A Syrian criminal court has sentenced 12 pro-democracy activists to two and a half years in prison for calling for democratic reform and respect for human rights.

The activists, all of whom belong to the broad-based Syrian opposition coalition the Damascus Declaration for Democratic National Change (DDDNC), were found guilty following an unfair trial. They were convicted of “weakening national sentiment” and “broadcasting false or exaggerated news which could affect the morale of the country”.

The activists were arrested in December 2007 and January 2008, after taking part in a meeting of the DDDNC. Tens of other participants were arrested but later released without charge.

The trial proceedings were marked by serious irregularities. The 12 activists were initially held incommunicado in Damascus by the State Security Branch for up to several weeks, during which time most have said that they were beaten and coerced into signing false “confessions”. Their access to lawyers has been restricted, while the lawyers themselves have been denied copies of the case files.

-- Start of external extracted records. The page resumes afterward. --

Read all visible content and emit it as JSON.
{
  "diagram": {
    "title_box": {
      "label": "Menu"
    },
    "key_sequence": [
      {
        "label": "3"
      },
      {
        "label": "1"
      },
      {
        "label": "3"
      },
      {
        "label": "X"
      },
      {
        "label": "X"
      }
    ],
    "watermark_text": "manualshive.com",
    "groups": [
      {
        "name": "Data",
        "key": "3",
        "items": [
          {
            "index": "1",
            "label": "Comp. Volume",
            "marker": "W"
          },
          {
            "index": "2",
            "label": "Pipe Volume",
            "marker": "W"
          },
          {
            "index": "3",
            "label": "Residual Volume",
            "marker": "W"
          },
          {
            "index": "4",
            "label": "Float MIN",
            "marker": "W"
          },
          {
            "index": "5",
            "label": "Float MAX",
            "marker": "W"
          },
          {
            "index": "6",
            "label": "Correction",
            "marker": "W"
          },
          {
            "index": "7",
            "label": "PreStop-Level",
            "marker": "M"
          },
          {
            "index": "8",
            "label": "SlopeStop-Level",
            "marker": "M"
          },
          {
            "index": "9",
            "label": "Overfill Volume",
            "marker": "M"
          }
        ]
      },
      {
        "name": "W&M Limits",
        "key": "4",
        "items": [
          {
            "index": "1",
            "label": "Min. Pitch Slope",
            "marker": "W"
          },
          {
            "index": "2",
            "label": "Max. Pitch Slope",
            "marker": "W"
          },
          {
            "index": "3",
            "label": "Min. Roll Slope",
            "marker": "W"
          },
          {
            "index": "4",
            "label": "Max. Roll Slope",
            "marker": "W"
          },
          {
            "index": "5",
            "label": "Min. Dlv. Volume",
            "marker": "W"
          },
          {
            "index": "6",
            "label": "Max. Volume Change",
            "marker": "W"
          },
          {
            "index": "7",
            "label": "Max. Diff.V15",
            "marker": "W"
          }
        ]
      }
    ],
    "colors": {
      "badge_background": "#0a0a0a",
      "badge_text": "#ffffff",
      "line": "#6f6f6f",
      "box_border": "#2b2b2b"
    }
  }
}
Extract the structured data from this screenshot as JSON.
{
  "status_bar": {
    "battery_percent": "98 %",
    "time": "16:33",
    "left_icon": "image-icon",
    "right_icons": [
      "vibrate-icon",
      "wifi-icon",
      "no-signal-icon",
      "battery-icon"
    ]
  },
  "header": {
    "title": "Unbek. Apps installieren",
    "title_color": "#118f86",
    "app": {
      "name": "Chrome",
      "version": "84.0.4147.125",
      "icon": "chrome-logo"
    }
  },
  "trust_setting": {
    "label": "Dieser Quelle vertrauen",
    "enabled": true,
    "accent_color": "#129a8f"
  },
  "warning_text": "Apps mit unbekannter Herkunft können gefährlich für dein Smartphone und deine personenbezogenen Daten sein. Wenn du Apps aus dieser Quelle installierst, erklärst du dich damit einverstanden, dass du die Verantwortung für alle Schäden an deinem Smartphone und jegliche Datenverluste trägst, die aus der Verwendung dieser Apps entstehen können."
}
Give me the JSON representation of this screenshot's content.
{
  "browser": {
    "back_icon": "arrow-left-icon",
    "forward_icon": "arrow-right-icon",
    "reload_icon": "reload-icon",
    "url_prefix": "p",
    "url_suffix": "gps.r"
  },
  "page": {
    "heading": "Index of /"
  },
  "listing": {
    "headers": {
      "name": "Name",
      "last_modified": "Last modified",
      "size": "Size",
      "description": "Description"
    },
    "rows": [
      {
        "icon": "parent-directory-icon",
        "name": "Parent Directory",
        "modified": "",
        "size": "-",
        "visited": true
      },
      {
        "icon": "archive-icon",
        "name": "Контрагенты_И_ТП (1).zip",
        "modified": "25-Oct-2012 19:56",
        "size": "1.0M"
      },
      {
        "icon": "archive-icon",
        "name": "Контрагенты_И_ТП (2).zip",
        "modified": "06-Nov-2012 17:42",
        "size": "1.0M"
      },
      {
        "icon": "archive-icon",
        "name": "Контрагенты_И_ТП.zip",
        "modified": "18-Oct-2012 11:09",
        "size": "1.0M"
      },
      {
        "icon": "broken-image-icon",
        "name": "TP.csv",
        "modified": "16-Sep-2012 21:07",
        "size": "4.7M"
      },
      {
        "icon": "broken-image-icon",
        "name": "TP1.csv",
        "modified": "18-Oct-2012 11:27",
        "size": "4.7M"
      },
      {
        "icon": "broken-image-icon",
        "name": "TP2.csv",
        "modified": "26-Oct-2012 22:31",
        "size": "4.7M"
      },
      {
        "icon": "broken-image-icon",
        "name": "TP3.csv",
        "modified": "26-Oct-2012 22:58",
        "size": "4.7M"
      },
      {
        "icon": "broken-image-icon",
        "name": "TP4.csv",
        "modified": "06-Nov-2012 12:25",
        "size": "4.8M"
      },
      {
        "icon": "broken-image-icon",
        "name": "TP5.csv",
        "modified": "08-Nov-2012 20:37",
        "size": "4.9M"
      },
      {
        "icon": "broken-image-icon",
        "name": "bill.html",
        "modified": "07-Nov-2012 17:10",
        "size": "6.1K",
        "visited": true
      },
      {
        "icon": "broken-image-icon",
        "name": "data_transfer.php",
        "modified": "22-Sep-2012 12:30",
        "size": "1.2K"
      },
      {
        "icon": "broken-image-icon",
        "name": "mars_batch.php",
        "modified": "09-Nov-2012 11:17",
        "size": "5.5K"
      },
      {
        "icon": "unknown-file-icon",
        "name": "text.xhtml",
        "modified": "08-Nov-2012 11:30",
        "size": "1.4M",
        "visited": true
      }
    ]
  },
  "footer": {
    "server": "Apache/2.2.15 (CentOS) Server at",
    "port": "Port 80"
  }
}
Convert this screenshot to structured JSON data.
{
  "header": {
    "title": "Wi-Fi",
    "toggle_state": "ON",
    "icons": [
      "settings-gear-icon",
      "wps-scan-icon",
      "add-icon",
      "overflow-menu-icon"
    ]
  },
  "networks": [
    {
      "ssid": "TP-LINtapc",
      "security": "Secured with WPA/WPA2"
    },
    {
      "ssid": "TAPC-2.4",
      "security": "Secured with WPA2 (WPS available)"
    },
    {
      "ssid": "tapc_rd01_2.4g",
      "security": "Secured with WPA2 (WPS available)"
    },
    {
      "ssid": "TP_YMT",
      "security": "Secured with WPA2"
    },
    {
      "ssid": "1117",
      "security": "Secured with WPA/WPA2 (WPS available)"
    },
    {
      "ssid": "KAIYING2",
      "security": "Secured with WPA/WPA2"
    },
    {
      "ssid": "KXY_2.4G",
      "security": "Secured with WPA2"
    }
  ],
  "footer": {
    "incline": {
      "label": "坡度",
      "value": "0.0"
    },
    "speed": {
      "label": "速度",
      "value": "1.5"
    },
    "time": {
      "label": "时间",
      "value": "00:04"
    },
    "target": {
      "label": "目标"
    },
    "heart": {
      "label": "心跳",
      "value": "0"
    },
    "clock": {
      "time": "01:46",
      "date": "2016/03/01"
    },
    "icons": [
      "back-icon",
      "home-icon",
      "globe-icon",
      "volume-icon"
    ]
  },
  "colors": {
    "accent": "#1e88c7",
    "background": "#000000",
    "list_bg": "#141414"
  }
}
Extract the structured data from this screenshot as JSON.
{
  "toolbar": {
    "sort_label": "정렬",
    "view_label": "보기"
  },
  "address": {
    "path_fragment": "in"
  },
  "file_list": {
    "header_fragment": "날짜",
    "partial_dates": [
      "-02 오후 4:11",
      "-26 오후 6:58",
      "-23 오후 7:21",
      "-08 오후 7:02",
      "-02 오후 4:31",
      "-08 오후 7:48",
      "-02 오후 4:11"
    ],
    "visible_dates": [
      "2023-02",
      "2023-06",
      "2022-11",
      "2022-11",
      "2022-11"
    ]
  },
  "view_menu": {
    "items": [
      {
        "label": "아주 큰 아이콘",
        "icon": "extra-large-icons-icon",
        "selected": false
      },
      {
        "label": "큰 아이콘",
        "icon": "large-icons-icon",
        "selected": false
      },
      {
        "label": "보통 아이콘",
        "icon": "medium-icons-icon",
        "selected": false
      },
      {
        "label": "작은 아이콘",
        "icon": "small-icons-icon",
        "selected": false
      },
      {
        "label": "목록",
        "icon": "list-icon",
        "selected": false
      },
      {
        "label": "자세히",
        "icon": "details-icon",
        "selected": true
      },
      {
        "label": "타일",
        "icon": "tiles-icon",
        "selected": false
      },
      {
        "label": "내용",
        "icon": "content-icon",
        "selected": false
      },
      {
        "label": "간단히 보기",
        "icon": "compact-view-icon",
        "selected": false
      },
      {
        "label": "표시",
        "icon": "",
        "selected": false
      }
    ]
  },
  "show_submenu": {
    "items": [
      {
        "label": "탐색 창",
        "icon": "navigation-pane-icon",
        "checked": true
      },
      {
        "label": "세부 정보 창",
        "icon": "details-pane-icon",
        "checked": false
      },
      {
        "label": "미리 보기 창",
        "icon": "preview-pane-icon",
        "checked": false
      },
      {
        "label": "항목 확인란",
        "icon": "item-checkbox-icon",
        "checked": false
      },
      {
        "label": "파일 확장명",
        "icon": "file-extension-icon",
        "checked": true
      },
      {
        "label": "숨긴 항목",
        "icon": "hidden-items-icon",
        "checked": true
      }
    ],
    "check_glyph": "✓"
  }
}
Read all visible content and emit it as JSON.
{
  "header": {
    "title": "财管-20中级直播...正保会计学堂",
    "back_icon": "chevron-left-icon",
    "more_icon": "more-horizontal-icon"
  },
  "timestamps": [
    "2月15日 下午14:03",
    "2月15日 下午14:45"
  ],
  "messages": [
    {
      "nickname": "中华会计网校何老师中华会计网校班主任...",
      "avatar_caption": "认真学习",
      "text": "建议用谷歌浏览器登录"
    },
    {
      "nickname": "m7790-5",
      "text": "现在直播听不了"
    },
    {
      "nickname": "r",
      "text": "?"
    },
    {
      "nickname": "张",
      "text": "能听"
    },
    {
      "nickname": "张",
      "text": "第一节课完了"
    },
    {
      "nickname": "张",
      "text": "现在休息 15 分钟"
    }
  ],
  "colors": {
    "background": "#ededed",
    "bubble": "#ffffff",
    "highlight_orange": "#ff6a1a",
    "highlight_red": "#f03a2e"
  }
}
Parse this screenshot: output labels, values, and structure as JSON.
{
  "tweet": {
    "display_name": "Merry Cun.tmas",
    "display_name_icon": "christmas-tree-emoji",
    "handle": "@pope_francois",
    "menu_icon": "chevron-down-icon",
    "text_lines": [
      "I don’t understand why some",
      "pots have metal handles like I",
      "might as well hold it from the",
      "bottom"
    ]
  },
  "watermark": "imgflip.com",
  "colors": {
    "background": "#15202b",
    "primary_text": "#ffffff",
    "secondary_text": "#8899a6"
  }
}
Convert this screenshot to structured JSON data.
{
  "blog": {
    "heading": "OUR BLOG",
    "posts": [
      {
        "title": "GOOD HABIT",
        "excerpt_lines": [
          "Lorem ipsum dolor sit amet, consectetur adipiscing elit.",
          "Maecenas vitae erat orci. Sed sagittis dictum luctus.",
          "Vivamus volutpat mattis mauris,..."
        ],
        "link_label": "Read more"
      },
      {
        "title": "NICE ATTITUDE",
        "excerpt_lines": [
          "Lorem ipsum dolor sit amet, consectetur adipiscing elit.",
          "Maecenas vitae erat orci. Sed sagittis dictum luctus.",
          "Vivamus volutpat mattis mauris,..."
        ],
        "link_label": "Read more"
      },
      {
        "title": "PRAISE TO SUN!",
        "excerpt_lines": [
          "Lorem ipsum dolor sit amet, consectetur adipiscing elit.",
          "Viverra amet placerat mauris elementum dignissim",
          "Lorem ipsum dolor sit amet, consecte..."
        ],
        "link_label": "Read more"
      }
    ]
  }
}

The DDDNC, established in October 2005, is an unauthorized coalition of political parties, human rights organizations and pro-democracy activists. It brings together groups of different tendencies, including Arab nationalist, Islamic, Kurdish, leftist and liberal.

The coalition has called on the Syrian government to suspend the state of emergency in force since 1963. It has also urged the authorities to release all political prisoners; to allow the safe return of Syrian exiles; to abolish Law 49, which makes membership of the Muslim Brotherhood punishable by death; and to uphold the Universal Declaration of Human Rights.

Amnesty International considers all 12 activists to be prisoners of conscience who have been imprisoned for calling for democratic reform and respect for human rights. The organization will continue its campaign to secure their release.